Sometimes I’m forced to question the sanity of my cow orkers. If you run our setup program and choose the option to set the time and date, you are presented with a string like “062716452005.40” As near as I can figure, that’s DDMMHHmmYYYY.SS, or translated into English, day, month, hour, minute, year, period, seconds. Besides the utterly moronic order of the elements in the string, the input routine has absolutely no flexibility in what you can enter and no error checking. Get one character wrong or miss a column, and you’re going to get a date and time that are utterly unlike what you expected, and you won’t find out until you exit the setup program and type “date”.

Hmmm. How do I do this?

Ok, picture a network with one “controlling computer”, which I’ll call “the CMS”, and a bunch of satellite computers which I’ll call “the CPs”. These satellite computers live in projection booths in a theatre and have digital projectors hooked up to them, but that’s not important. The problem I’m dealing with is upgrading the machines from version 3.3 of our software to version 3.5. The software upgrade also necessitates an upgrade from RedHat 7.3 to CentOS 3.4.

I’ve got the upgrading of the CMS sorted (I have a non-bootable DVD with an apt repository with CentOS 3.4 and our software, and a kickstart file that does the upgrade without touching the partition with our data on it).

The CPs have hostnames of cp1 to cpN, and IPs of 192.168.30.101 and up. cp0 (192.168.30.100) is reserved.

What I’m working on now is upgrading the CPs. What I’ve been doing is making the CMS a PXE boot server, and wiping the boot partition on the CPs one at a time, re-installing them as cp0 and then when it comes back up, ssh-ing in and restoring the backed up configuration, including the hostname and IP.

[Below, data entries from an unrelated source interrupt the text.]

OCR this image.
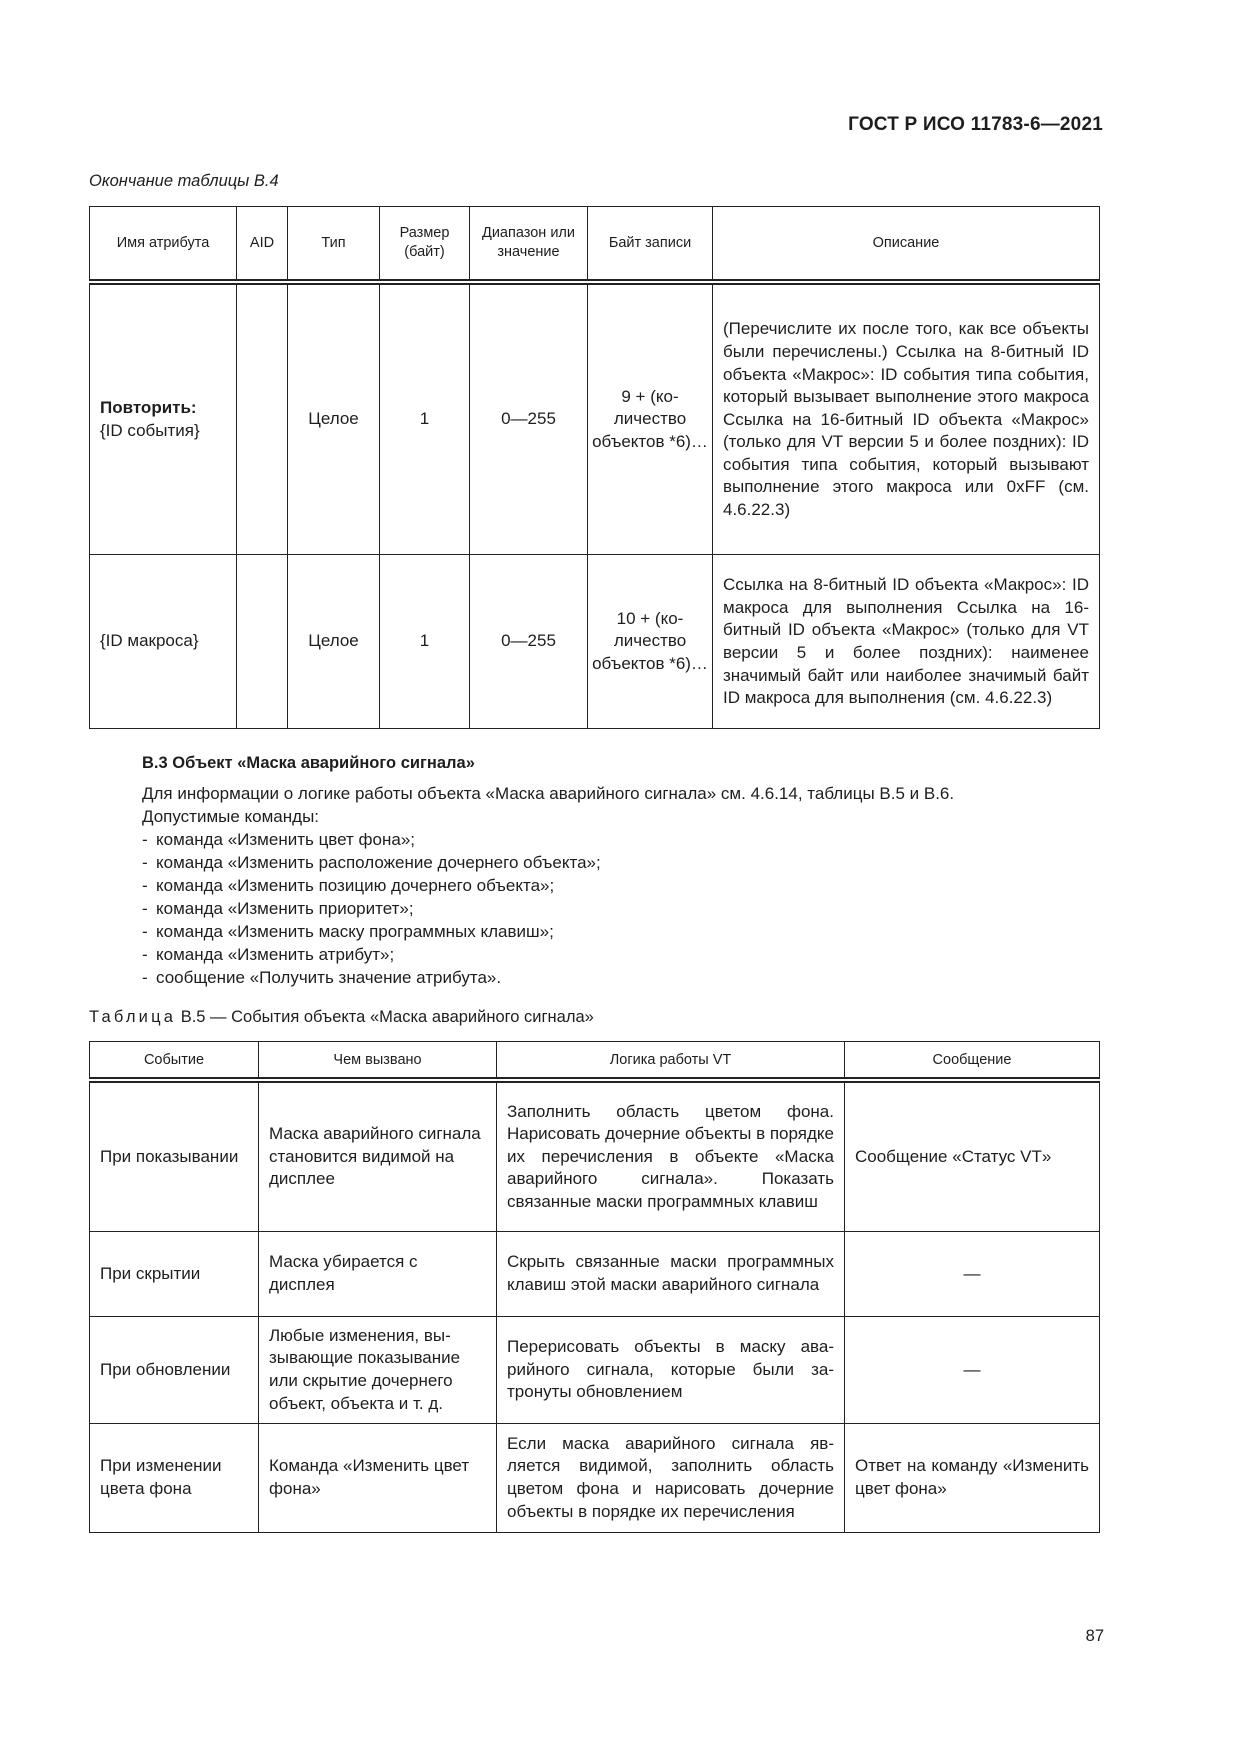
ГОСТ Р ИСО 11783-6—2021
Окончание таблицы В.4
Имя атрибута	AID	Тип	Размер (байт)	Диапазон или значение	Байт записи	Описание
Повторить:
{ID события}		Целое	1	0—255	9 + (количество объектов *6)…	(Перечислите их после того, как все объекты были перечислены.) Ссылка на 8-битный ID объекта «Макрос»: ID события типа события, который вызывает выполнение этого макроса Ссылка на 16-битный ID объекта «Макрос» (только для VT версии 5 и более поздних): ID события типа события, который вызывают выполнение этого макроса или 0xFF (см. 4.6.22.3)
{ID макроса}		Целое	1	0—255	10 + (количество объектов *6)…	Ссылка на 8-битный ID объекта «Макрос»: ID макроса для выполнения Ссылка на 16-битный ID объекта «Макрос» (только для VT версии 5 и более поздних): наименее значимый байт или наиболее значимый байт ID макроса для выполнения (см. 4.6.22.3)
В.3 Объект «Маска аварийного сигнала»

Для информации о логике работы объекта «Маска аварийного сигнала» см. 4.6.14, таблицы В.5 и В.6.

Допустимые команды:

- команда «Изменить цвет фона»;
- команда «Изменить расположение дочернего объекта»;
- команда «Изменить позицию дочернего объекта»;
- команда «Изменить приоритет»;
- команда «Изменить маску программных клавиш»;
- команда «Изменить атрибут»;
- сообщение «Получить значение атрибута».
Таблица В.5 — События объекта «Маска аварийного сигнала»
Событие	Чем вызвано	Логика работы VT	Сообщение
При показывании	Маска аварийного сигнала становится видимой на дисплее	Заполнить область цветом фона. Нарисовать дочерние объекты в порядке их перечисления в объекте «Маска аварийного сигнала». Показать связанные маски программных клавиш	Сообщение «Статус VT»
При скрытии	Маска убирается с дисплея	Скрыть связанные маски программных клавиш этой маски аварийного сигнала	—
При обновлении	Любые изменения, вызывающие показывание или скрытие дочернего объект, объекта и т. д.	Перерисовать объекты в маску аварийного сигнала, которые были затронуты обновлением	—
При изменении цвета фона	Команда «Изменить цвет фона»	Если маска аварийного сигнала является видимой, заполнить область цветом фона и нарисовать дочерние объекты в порядке их перечисления	Ответ на команду «Изменить цвет фона»
87
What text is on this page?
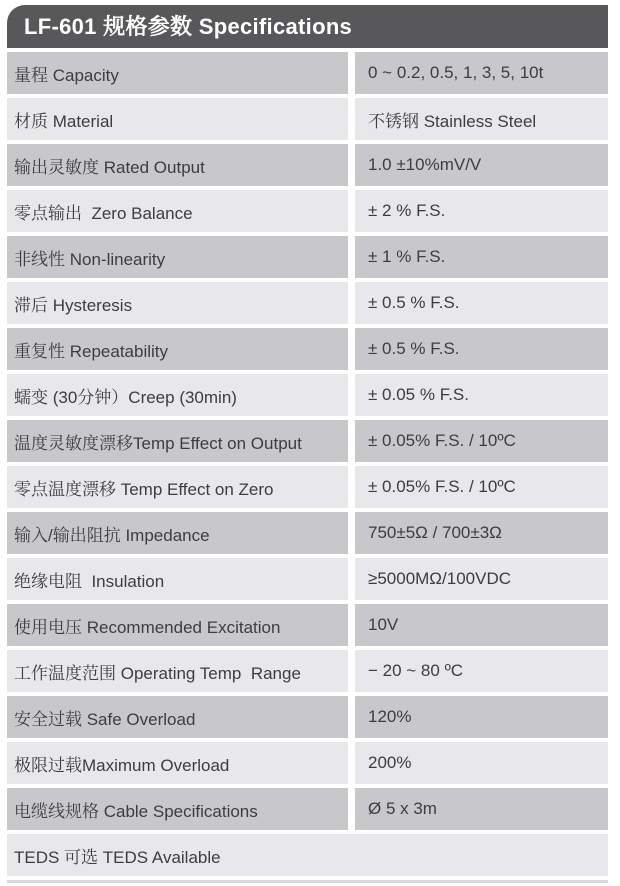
LF-601 规格参数 Specifications
量程 Capacity	0 ~ 0.2, 0.5, 1, 3, 5, 10t
材质 Material	不锈钢 Stainless Steel
输出灵敏度 Rated Output	1.0 ±10%mV/V
零点输出  Zero Balance	± 2 % F.S.
非线性 Non-linearity	± 1 % F.S.
滞后 Hysteresis	± 0.5 % F.S.
重复性 Repeatability	± 0.5 % F.S.
蠕变 (30分钟）Creep (30min)	± 0.05 % F.S.
温度灵敏度漂移Temp Effect on Output	± 0.05% F.S. / 10ºC
零点温度漂移 Temp Effect on Zero	± 0.05% F.S. / 10ºC
输入/输出阻抗 Impedance	750±5Ω / 700±3Ω
绝缘电阻  Insulation	≥5000MΩ/100VDC
使用电压 Recommended Excitation	10V
工作温度范围 Operating Temp  Range	− 20 ~ 80 ºC
安全过载 Safe Overload	120%
极限过载Maximum Overload	200%
电缆线规格 Cable Specifications	Ø 5 x 3m
TEDS 可选 TEDS Available
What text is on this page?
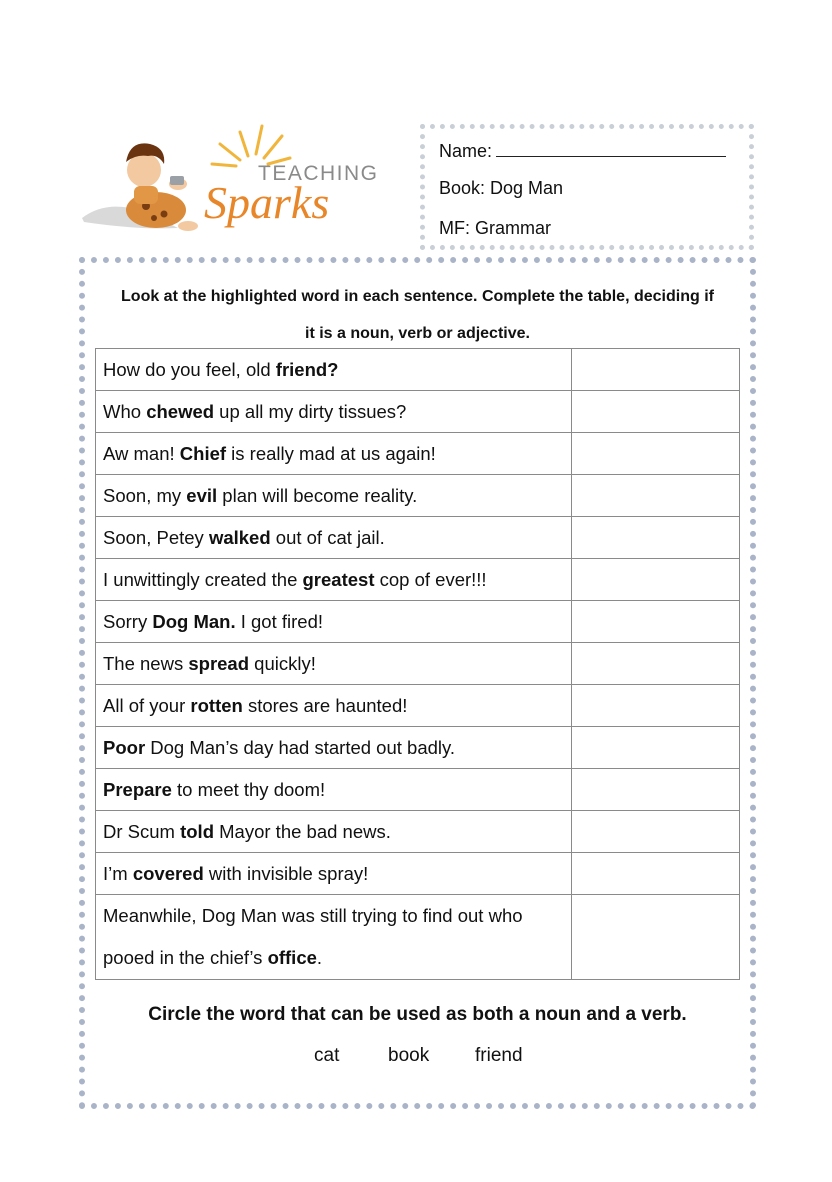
TEACHING
Sparks
Name:
Book: Dog Man
MF: Grammar
Look at the highlighted word in each sentence. Complete the table, deciding if
it is a noun, verb or adjective.
How do you feel, old friend?	
Who chewed up all my dirty tissues?	
Aw man! Chief is really mad at us again!	
Soon, my evil plan will become reality.	
Soon, Petey walked out of cat jail.	
I unwittingly created the greatest cop of ever!!!	
Sorry Dog Man. I got fired!	
The news spread quickly!	
All of your rotten stores are haunted!	
Poor Dog Man’s day had started out badly.	
Prepare to meet thy doom!	
Dr Scum told Mayor the bad news.	
I’m covered with invisible spray!	
Meanwhile, Dog Man was still trying to find out who pooed in the chief’s office.	
Circle the word that can be used as both a noun and a verb.
cat	book friend
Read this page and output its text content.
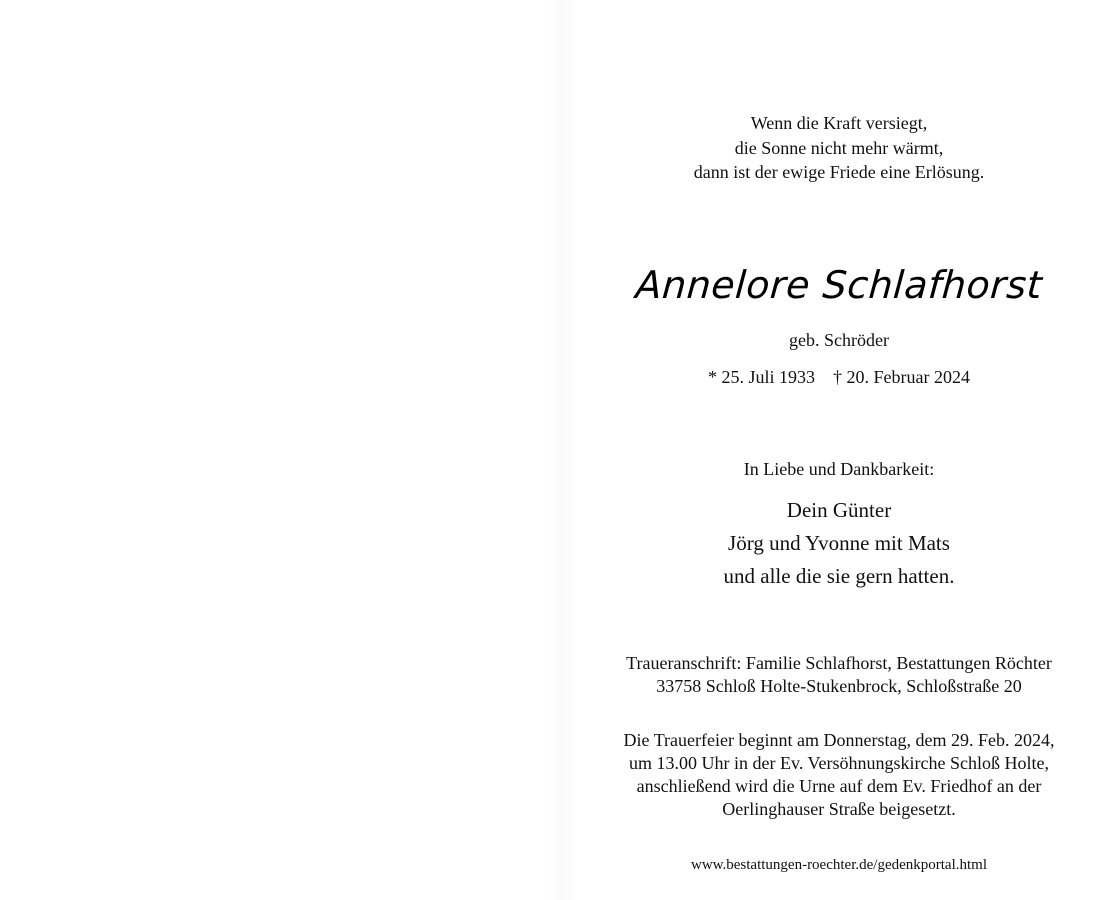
Wenn die Kraft versiegt,
die Sonne nicht mehr wärmt,
dann ist der ewige Friede eine Erlösung.
Annelore Schlafhorst
geb. Schröder
* 25. Juli 1933    † 20. Februar 2024
In Liebe und Dankbarkeit:
Dein Günter
Jörg und Yvonne mit Mats
und alle die sie gern hatten.
Traueranschrift: Familie Schlafhorst, Bestattungen Röchter
33758 Schloß Holte-Stukenbrock, Schloßstraße 20
Die Trauerfeier beginnt am Donnerstag, dem 29. Feb. 2024,
um 13.00 Uhr in der Ev. Versöhnungskirche Schloß Holte,
anschließend wird die Urne auf dem Ev. Friedhof an der
Oerlinghauser Straße beigesetzt.
www.bestattungen-roechter.de/gedenkportal.html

The problem with that is that it takes 20 minutes per CP, and the powers that be are complaining that it takes too long. They’d like something more parallel.

So I’ve been thinking of retrieving the MAC addresses of each CP before I upgrade. Then I do them all in parallel, and use the MAC address afterwards to figure out which one is which. I understand that I can use “arp -a” to retrieve the MAC addresses. I’m wondering if there is something I can do to DHCP to give out the correct 192.168.30.1xx address to the right machine, or whether I should have DHCP hand out addresses in some other range, and then use “arp -a” again to find which machine has which address and fix them one at a time?